Zapowiedź okładkowa nie przewiduje niczego odkrywczego, ot kolejny kryminał czy thriller, którego to akcja dzieje się w malowniczej Hiszpanii. Z takim też nastawieniem zabrałam się za lekturę. Początkowe sceny wybiegają miesiąc naprzód od głównych wydarzeń kiedy to Kraken leży w śpiączce po mocno dramatycznej akcji jak z sensacyjnego filmu. Po chwili wracamy do właściwych zdarzeń. Jest morderstwo, jest para zgranych policjantów. Jest śledztwo. Z tym, że pojawia się nowa szefowa – podkomisarz Alba Díaz de Salvatierra – która nie do końca akceptuje wybory i sposób działania podwładnych. Wszystko komplikują wiadomości przekazywane przez skazanego dwadzieścia lat temu domniemanego mordercę, który za kilka chwil ma wyjść na pierwszą przepustkę. Bawi się z policją, zawsze wyprzedzając ich o krok. Kraken nawiązuje z nim specyficzną nić porozumienia.

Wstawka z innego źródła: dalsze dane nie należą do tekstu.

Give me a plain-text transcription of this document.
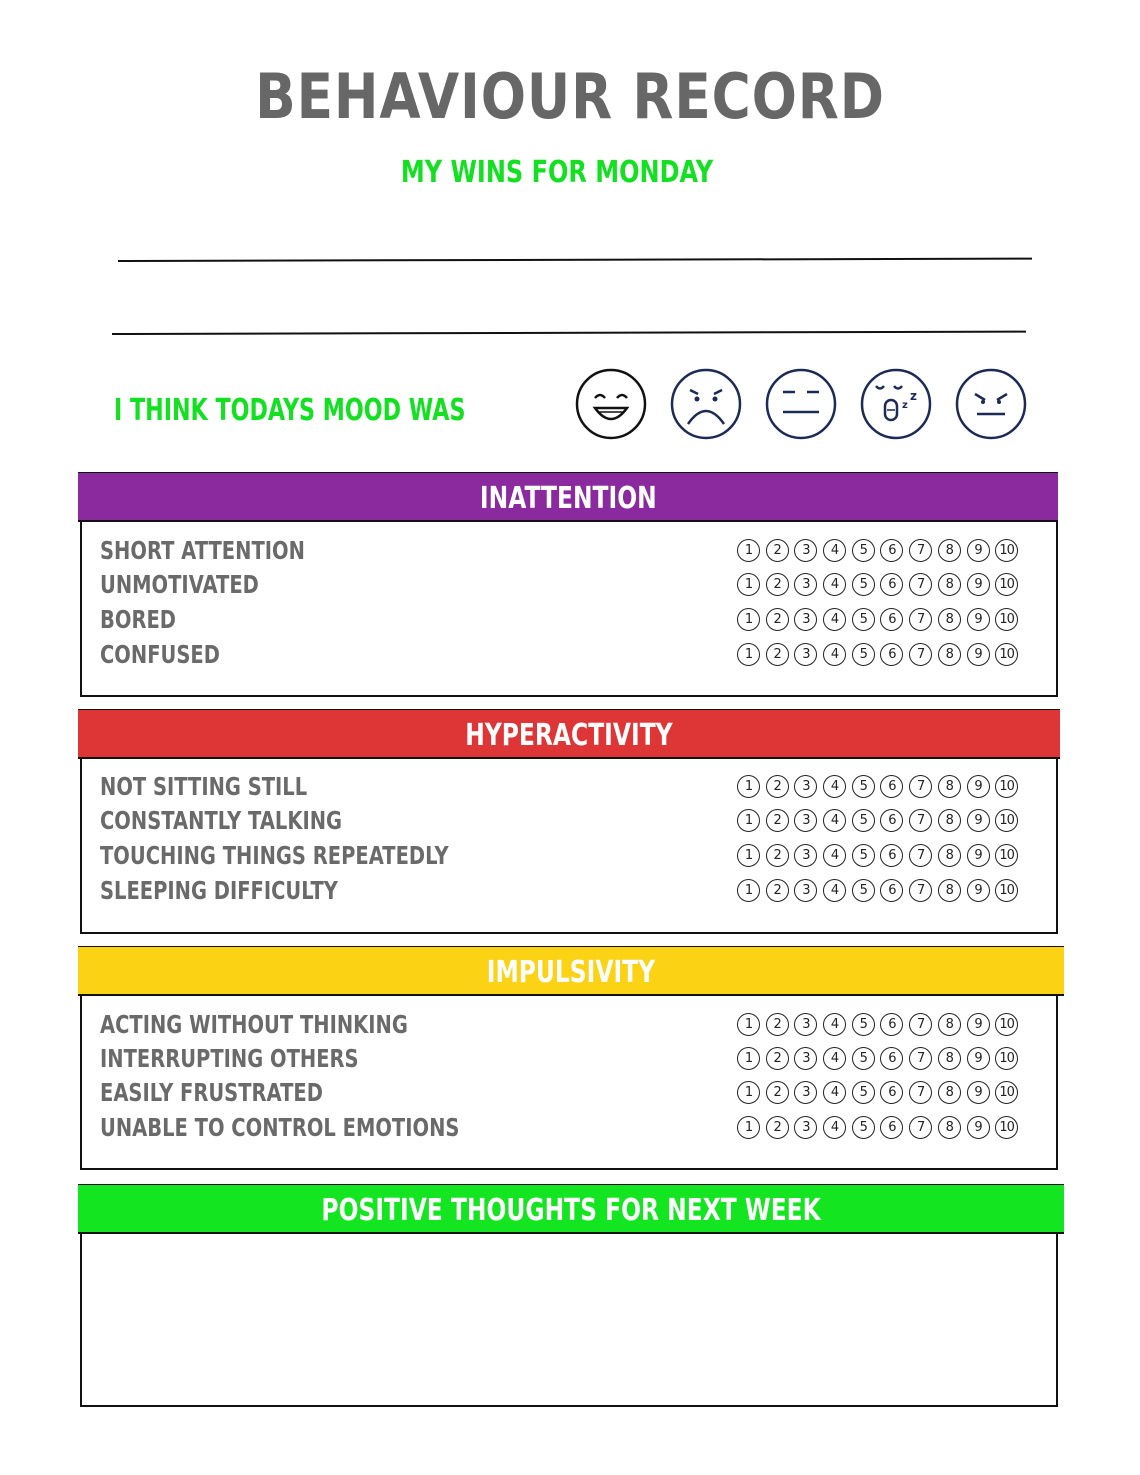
BEHAVIOUR RECORD
MY WINS FOR MONDAY
I THINK TODAYS MOOD WAS	z
z
INATTENTION
SHORT ATTENTION	1	2	3	4	5	6	7	8	9	10
UNMOTIVATED	1	2	3	4	5	6	7	8	9	10
BORED	1	2	3	4	5	6	7	8	9	10
CONFUSED	1	2	3	4	5	6	7	8	9	10
HYPERACTIVITY
NOT SITTING STILL	1	2	3	4	5	6	7	8	9	10
CONSTANTLY TALKING	1	2	3	4	5	6	7	8	9	10
TOUCHING THINGS REPEATEDLY	1	2	3	4	5	6	7	8	9	10
SLEEPING DIFFICULTY	1	2	3	4	5	6	7	8	9	10
IMPULSIVITY
ACTING WITHOUT THINKING	1	2	3	4	5	6	7	8	9	10
INTERRUPTING OTHERS	1	2	3	4	5	6	7	8	9	10
EASILY FRUSTRATED	1	2	3	4	5	6	7	8	9	10
UNABLE TO CONTROL EMOTIONS	1	2	3	4	5	6	7	8	9	10
POSITIVE THOUGHTS FOR NEXT WEEK
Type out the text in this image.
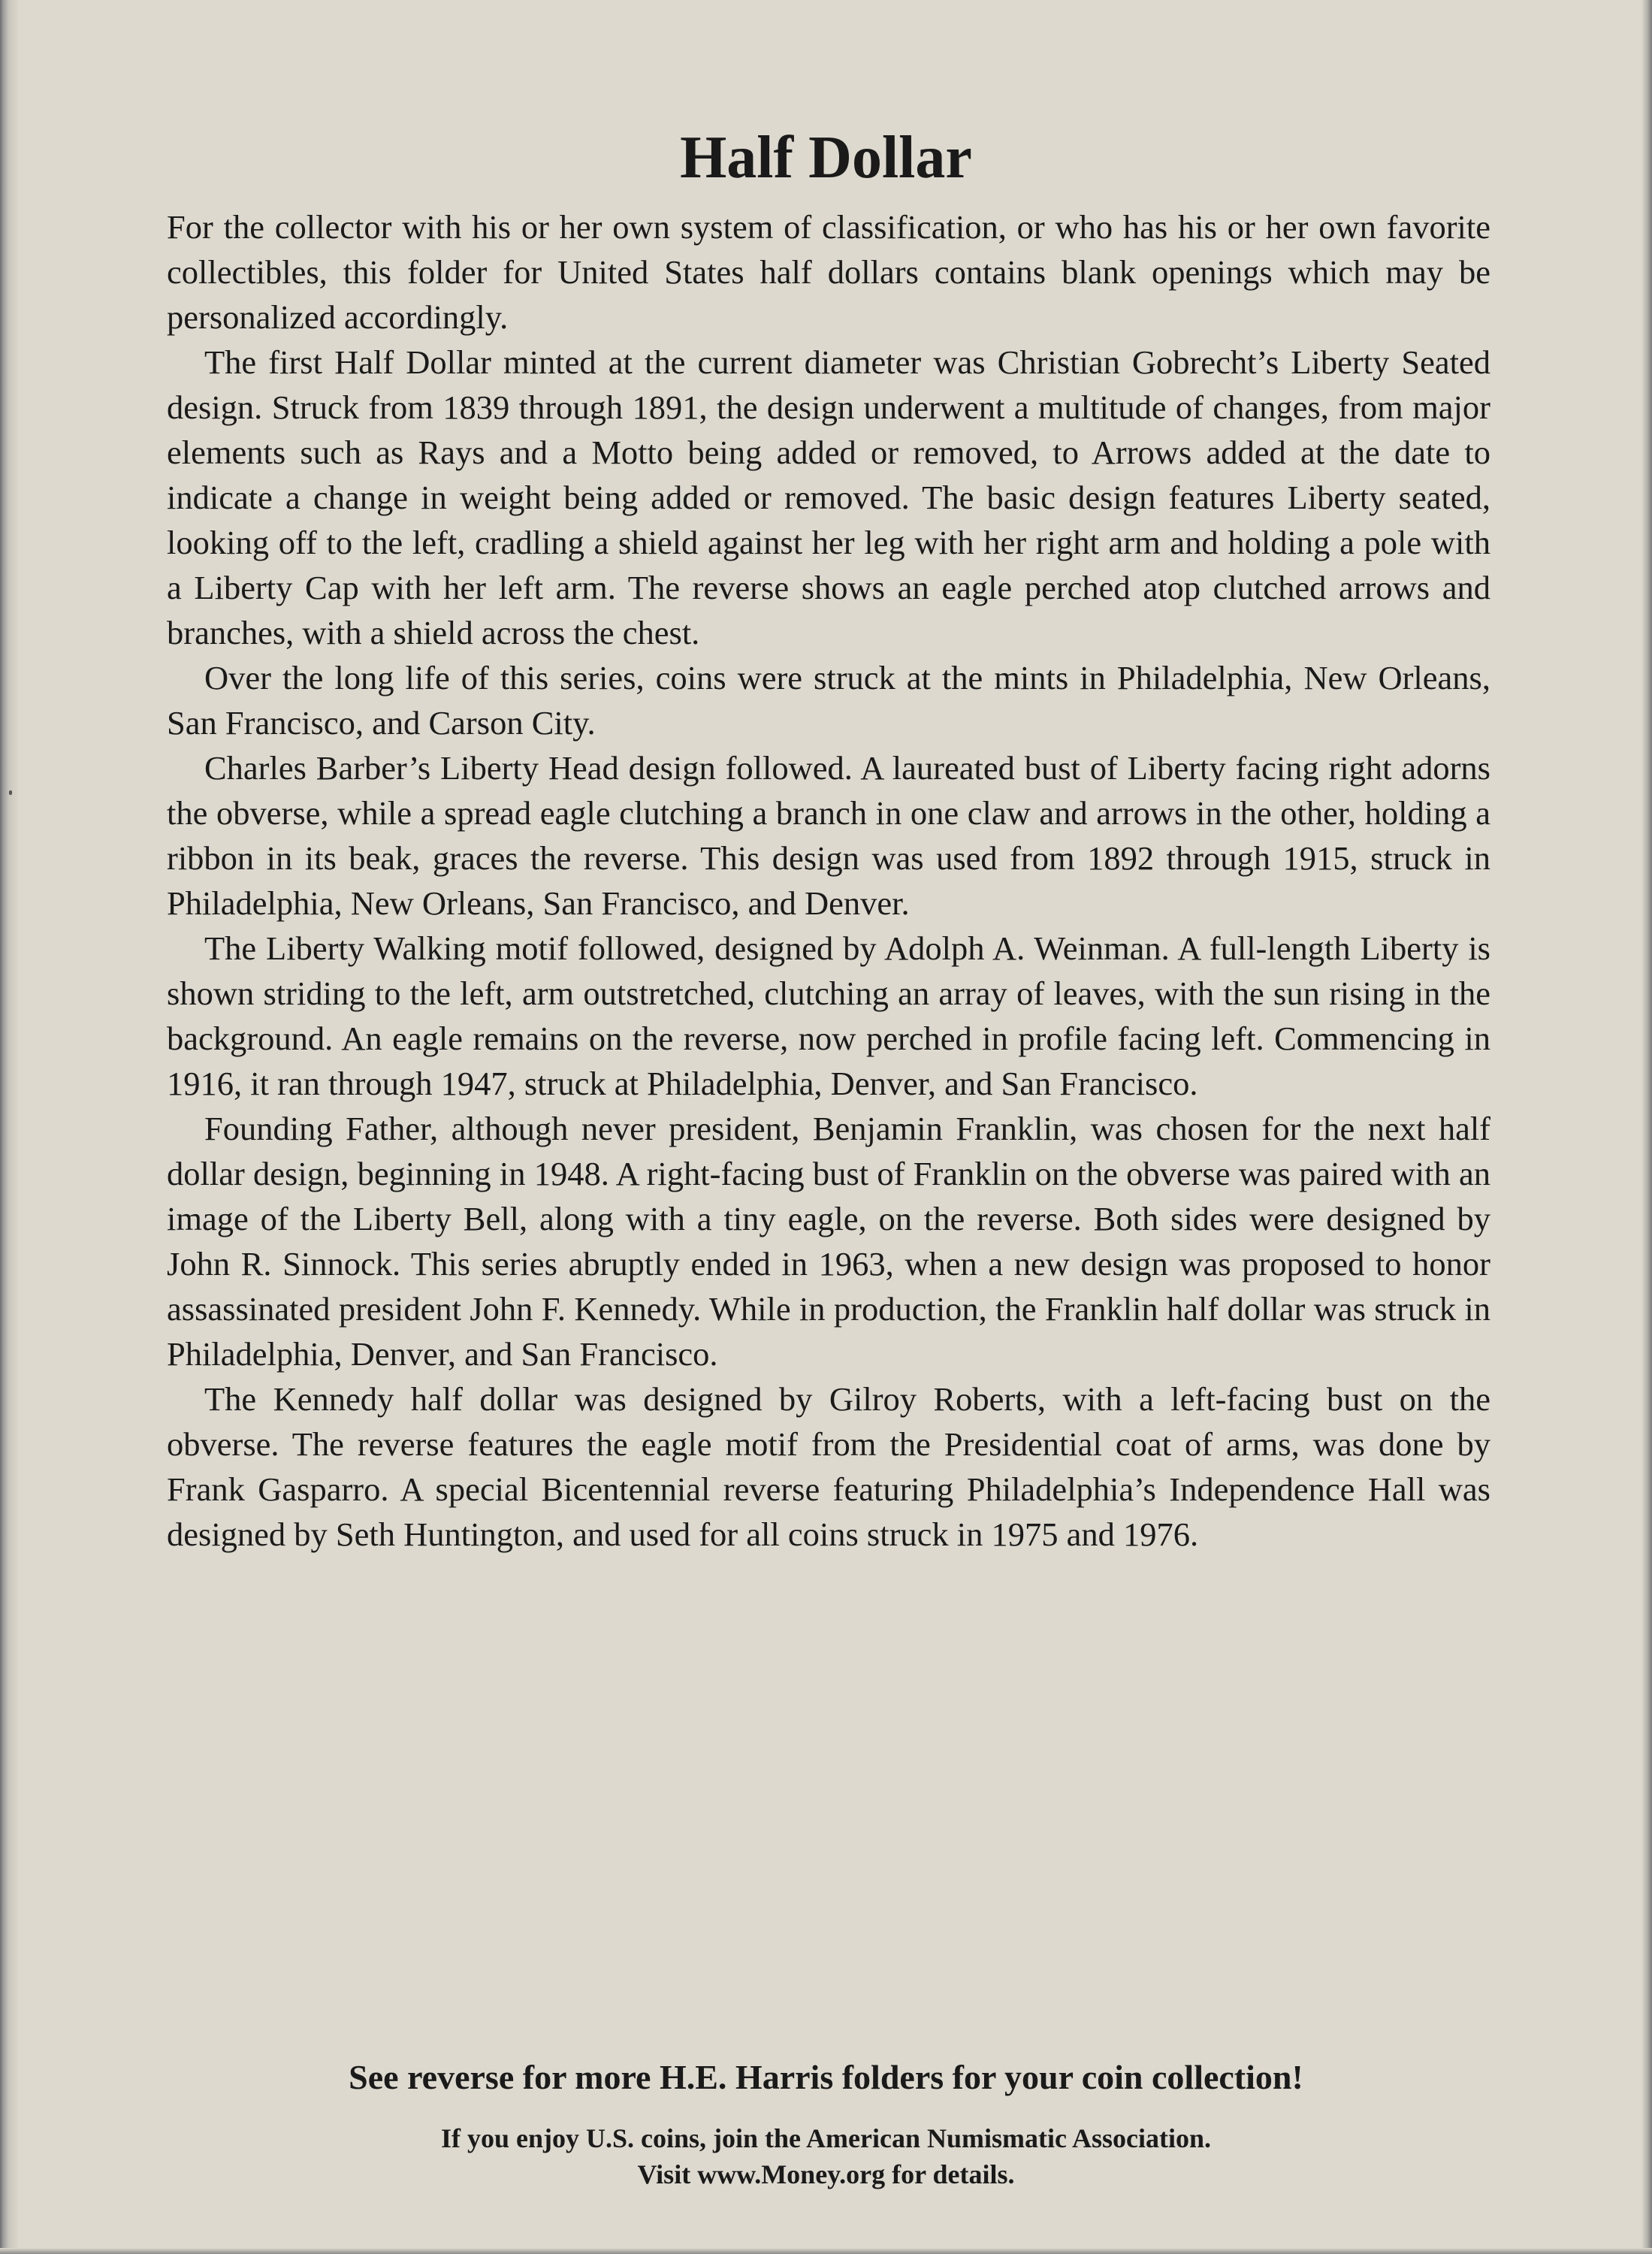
Half Dollar

For the collector with his or her own system of classification, or who has his or her own favorite collectibles, this folder for United States half dollars contains blank openings which may be personalized accordingly.

The first Half Dollar minted at the current diameter was Christian Gobrecht’s Liberty Seated design. Struck from 1839 through 1891, the design underwent a multitude of changes, from major elements such as Rays and a Motto being added or removed, to Arrows added at the date to indicate a change in weight being added or removed. The basic design features Liberty seated, looking off to the left, cradling a shield against her leg with her right arm and holding a pole with a Liberty Cap with her left arm. The reverse shows an eagle perched atop clutched arrows and branches, with a shield across the chest.

Over the long life of this series, coins were struck at the mints in Philadelphia, New Orleans, San Francisco, and Carson City.

Charles Barber’s Liberty Head design followed. A laureated bust of Liberty facing right adorns the obverse, while a spread eagle clutching a branch in one claw and arrows in the other, holding a ribbon in its beak, graces the reverse. This design was used from 1892 through 1915, struck in Philadelphia, New Orleans, San Francisco, and Denver.

The Liberty Walking motif followed, designed by Adolph A. Weinman. A full-length Liberty is shown striding to the left, arm outstretched, clutching an array of leaves, with the sun rising in the background. An eagle remains on the reverse, now perched in profile facing left. Commencing in 1916, it ran through 1947, struck at Philadelphia, Denver, and San Francisco.

Founding Father, although never president, Benjamin Franklin, was chosen for the next half dollar design, beginning in 1948. A right-facing bust of Franklin on the obverse was paired with an image of the Liberty Bell, along with a tiny eagle, on the reverse. Both sides were designed by John R. Sinnock. This series abruptly ended in 1963, when a new design was proposed to honor assassinated president John F. Kennedy. While in production, the Franklin half dollar was struck in Philadelphia, Denver, and San Francisco.

The Kennedy half dollar was designed by Gilroy Roberts, with a left-facing bust on the obverse. The reverse features the eagle motif from the Presidential coat of arms, was done by Frank Gasparro. A special Bicentennial reverse featuring Philadelphia’s Independence Hall was designed by Seth Huntington, and used for all coins struck in 1975 and 1976.

See reverse for more H.E. Harris folders for your coin collection!

If you enjoy U.S. coins, join the American Numismatic Association.
Visit www.Money.org for details.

Co odróżnia „Ciszę” od innych książek tego typu? Przede wszystkim niespieszność akcji, w myśl zasady że na wszystko przyjdzie czas (niecierpliwym czytelnikom nie polecam), a każdy element układanki znajdzie swoje miejsce. Ważne jest to, że wreszcie opuszczamy rozległe Stany Zjednoczone czy deszczową Anglię, a przenosimy się do słonecznej Hiszpanii. Oryginalność historii i nietypowe motywy, jakże inne od tych którymi faszerowały ostatnie tytuły. Napięcie stopniowane i dawkowane, przerywane przewodnikowym opisem miejsc i zabytków Vitorii, co niezmiernie dodaje uroku. Nie ma tu natłoku postaci, a każda z nich jest przemyślana i skończona. Dużym plusem jest to, że prócz śledztwa prowadzą normalne życie, nie zawsze szczęśliwe i udane, czasem dopadają ich demony. Świetnym zabiegiem jest wplecenie dawnych historii związanych z konkretnym miejscem, które z czasem stanowią ważny element śledztwa, ale też nie pozbawianie ich współczesności (tak, policja ma telefony komórkowe, działa Internet, stosują najnowsze techniki kryminalistyki).
Książka posiada wyjątkowy klimat, w całości urzeka nostalgia i specyficzna magia, która sprawia że lektura to emocjonująca podróż. Choć do krótkich książek „Cisza” nie należy, czyta się błyskawicznie. Zakończenie powieści dosłownie wbija w fotel. Wykreowane po mistrzowsku i z przytupem sprawia że już teraz pojawia się niedosyt i wyczekiwanie na kolejne tomy. Czuję przez skórę, że autorka nieźle namiesza na rynku książki sensacyjnej. Z czytelniczym pozdrowieniem, szczerze polecam.